The Keeper Builds the Community

You cannot decentralize governance after the fact. Culture hardens early.

The fourth founding member joined, and they did not start by making more chat rooms. They started by making the rules of disagreement explicit.

The Keeper has built communities for a long time. Real communities, not crowds. They understand the difference between moderation and censorship, and they understand that “engagement” is often a proxy for conflict farming. ZooBC does not need engagement. It needs trust and durability.

So the first output was a community charter. Not as a document of control, but as a document of protection. The charter defines what good faith looks like, how conflicts are handled, how decisions are made, and which behaviors are corrosive to long-term collaboration.

We structured spaces by purpose, because mixing purposes creates confusion and tribalism:

  1. A builders’ forum where code and data matter more than opinions.
  2. A governance circle where protocol decisions are debated and recorded with receipts.
  3. An open commons for broader conversation that is explicitly not governance.

Then we ran the first real governance debate.

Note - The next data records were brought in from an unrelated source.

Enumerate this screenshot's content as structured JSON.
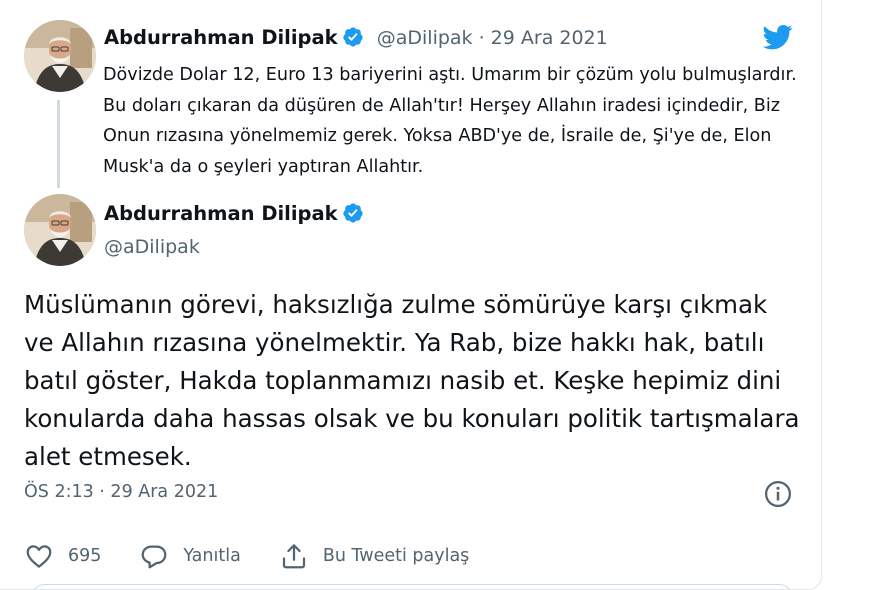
{
  "quoted_tweet": {
    "author_name": "Abdurrahman Dilipak",
    "handle_date": "@aDilipak · 29 Ara 2021",
    "text": "Dövizde Dolar 12, Euro 13 bariyerini aştı. Umarım bir çözüm yolu bulmuşlardır. Bu doları çıkaran da düşüren de Allah'tır! Herşey Allahın iradesi içindedir, Biz Onun rızasına yönelmemiz gerek. Yoksa ABD'ye de, İsraile de, Şi'ye de, Elon Musk'a da o şeyleri yaptıran Allahtır."
  },
  "main_tweet": {
    "author_name": "Abdurrahman Dilipak",
    "handle": "@aDilipak",
    "text": "Müslümanın görevi, haksızlığa zulme sömürüye karşı çıkmak ve Allahın rızasına yönelmektir. Ya Rab, bize hakkı hak, batılı batıl göster, Hakda toplanmamızı nasib et. Keşke hepimiz dini konularda daha hassas olsak ve bu konuları politik tartışmalara alet etmesek.",
    "timestamp": "ÖS 2:13 · 29 Ara 2021"
  },
  "actions": {
    "like_count": "695",
    "reply_label": "Yanıtla",
    "share_label": "Bu Tweeti paylaş"
  },
  "icons": {
    "logo": "twitter-bird-icon",
    "verified": "verified-badge-icon",
    "info": "info-icon",
    "like": "heart-icon",
    "reply": "reply-bubble-icon",
    "share": "share-icon"
  },
  "colors": {
    "brand": "#1d9bf0",
    "text": "#0f1419",
    "secondary": "#536471",
    "thread_line": "#cfd9de"
  }
}
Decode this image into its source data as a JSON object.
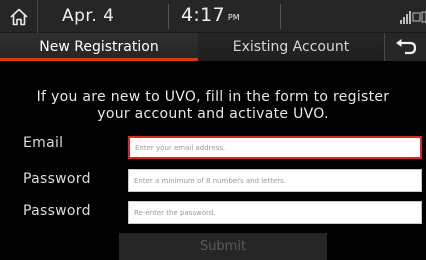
{
  "statusbar": {
    "home_icon": "home-icon",
    "date": "Apr. 4",
    "time": "4:17",
    "ampm": "PM",
    "signal_icon": "signal-icon"
  },
  "tabs": [
    {
      "label": "New Registration",
      "active": true
    },
    {
      "label": "Existing Account",
      "active": false
    }
  ],
  "back_icon": "back-arrow-icon",
  "intro": {
    "line1": "If you are new to UVO, fill in the form to register",
    "line2": "your account and activate UVO."
  },
  "form": {
    "email": {
      "label": "Email",
      "placeholder": "Enter your email address."
    },
    "password": {
      "label": "Password",
      "placeholder": "Enter a minimum of 8 numbers and letters."
    },
    "confirm_password": {
      "label": "Password",
      "placeholder": "Re-enter the password."
    },
    "submit_label": "Submit"
  },
  "colors": {
    "accent": "#e0351f",
    "focus_border": "#d8262a",
    "background": "#000000",
    "bar": "#262626"
  }
}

Not about branding. Not about slogans. About parameters that affect the network.

The question was simple: do we adjust the testnet fee voting parameters based on observed mempool behavior and node operator feedback? The debate was not simple, because “simple” decisions become messy when people have different risk tolerances.

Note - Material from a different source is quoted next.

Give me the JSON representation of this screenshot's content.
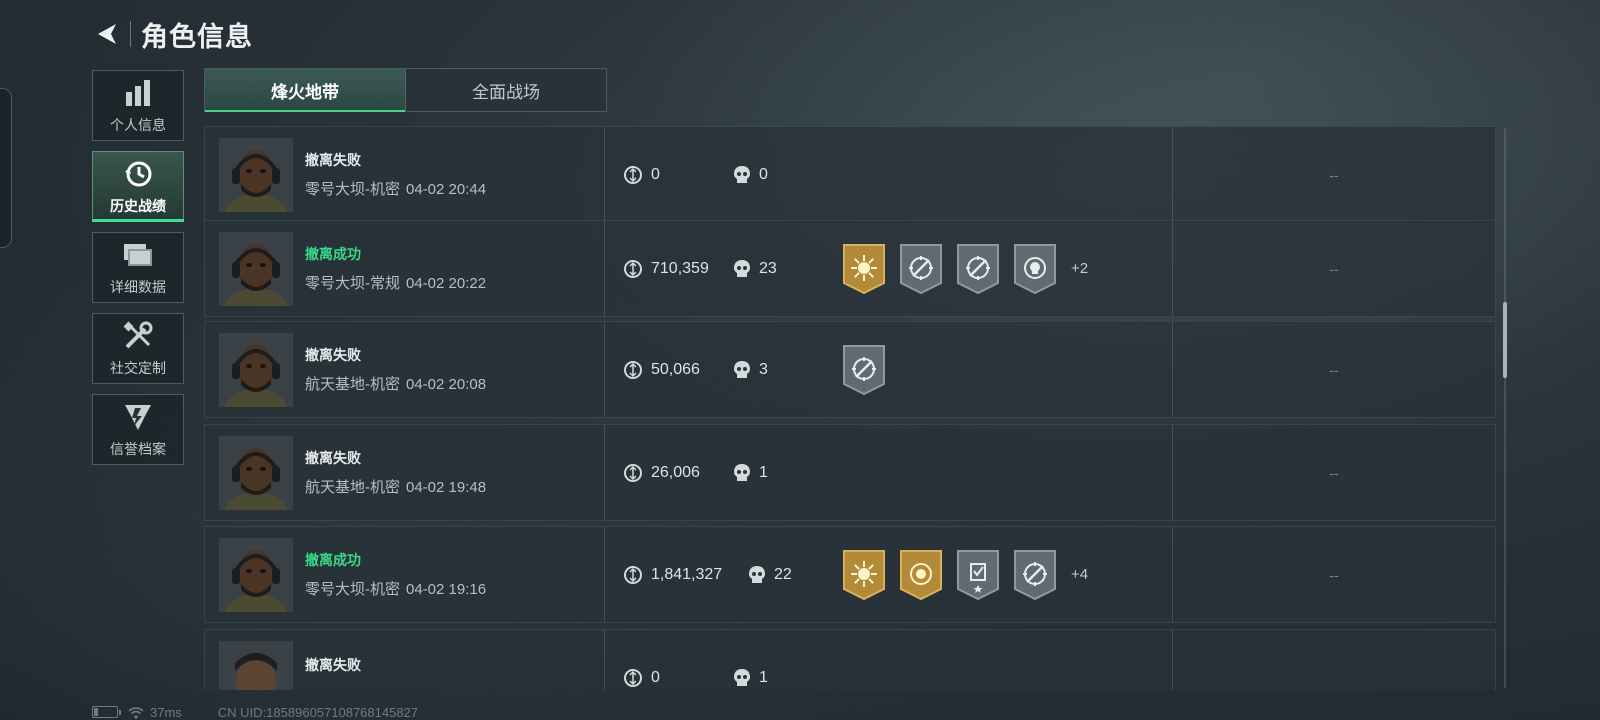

The Keeper introduced a practice that sounds obvious and is rarely done: steel-manning. Each side must articulate the strongest version of the other side’s argument before responding. That changes everything. It forces empathy without requiring agreement. It turns debates from performance into reasoning.

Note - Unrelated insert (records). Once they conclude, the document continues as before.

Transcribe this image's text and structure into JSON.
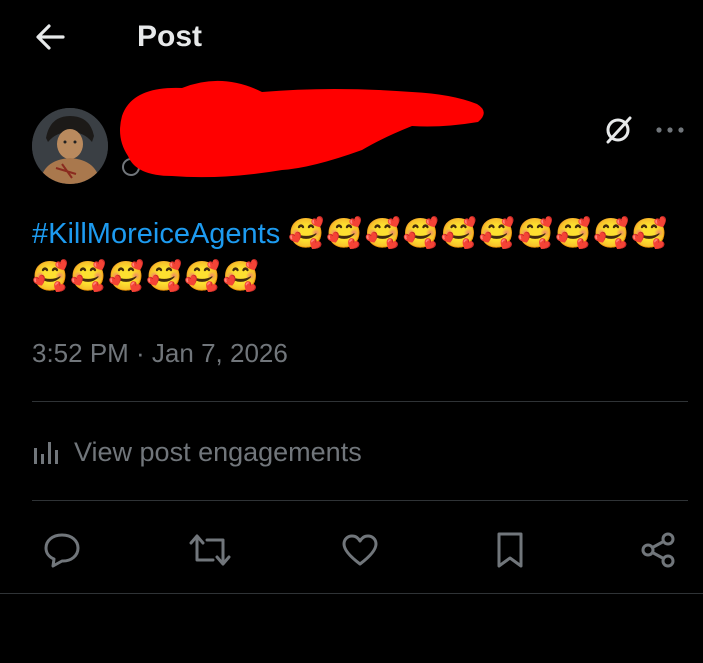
{
  "header": {
    "title": "Post",
    "back_icon": "arrow-left-icon"
  },
  "post": {
    "author": {
      "avatar_icon": "avatar-image",
      "redaction_color": "#ff0000"
    },
    "hashtag": "#KillMoreiceAgents",
    "emojis": "🥰🥰🥰🥰🥰🥰🥰🥰🥰🥰🥰🥰🥰🥰🥰🥰",
    "timestamp": "3:52 PM · Jan 7, 2026",
    "grok_icon": "grok-icon",
    "more_icon": "more-icon"
  },
  "engagements": {
    "label": "View post engagements",
    "icon": "analytics-icon"
  },
  "actions": {
    "reply": "reply-icon",
    "repost": "repost-icon",
    "like": "like-icon",
    "bookmark": "bookmark-icon",
    "share": "share-icon"
  },
  "colors": {
    "background": "#000000",
    "text": "#e7e9ea",
    "muted": "#71767b",
    "accent": "#1d9bf0",
    "divider": "#2f3336"
  }
}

Node operators brought evidence: metrics from monitors, mempool pressure patterns, confirmation depth behavior under load, and observations during stress testing. The Signal pushed for caution and clarity. Others pushed for responsiveness and experimentation. The Keeper facilitated without directing. They ensured quieter voices were heard and louder voices were required to show receipts.

This is what decentralized governance looks like when it grows up. Not token-weighted shouting. Not “community votes” driven by popularity contests. Informed deliberation by people who operate the network and are accountable to reality.

We are still early. The biggest governance failures happen later, when power consolidates and people get tired. That is why the charter matters now. It is easier to establish norms before there is money and status attached.

The Keeper joined and made ZooBC feel less like a project and more like a society. A small one, for now. But societies are built from norms, not from code.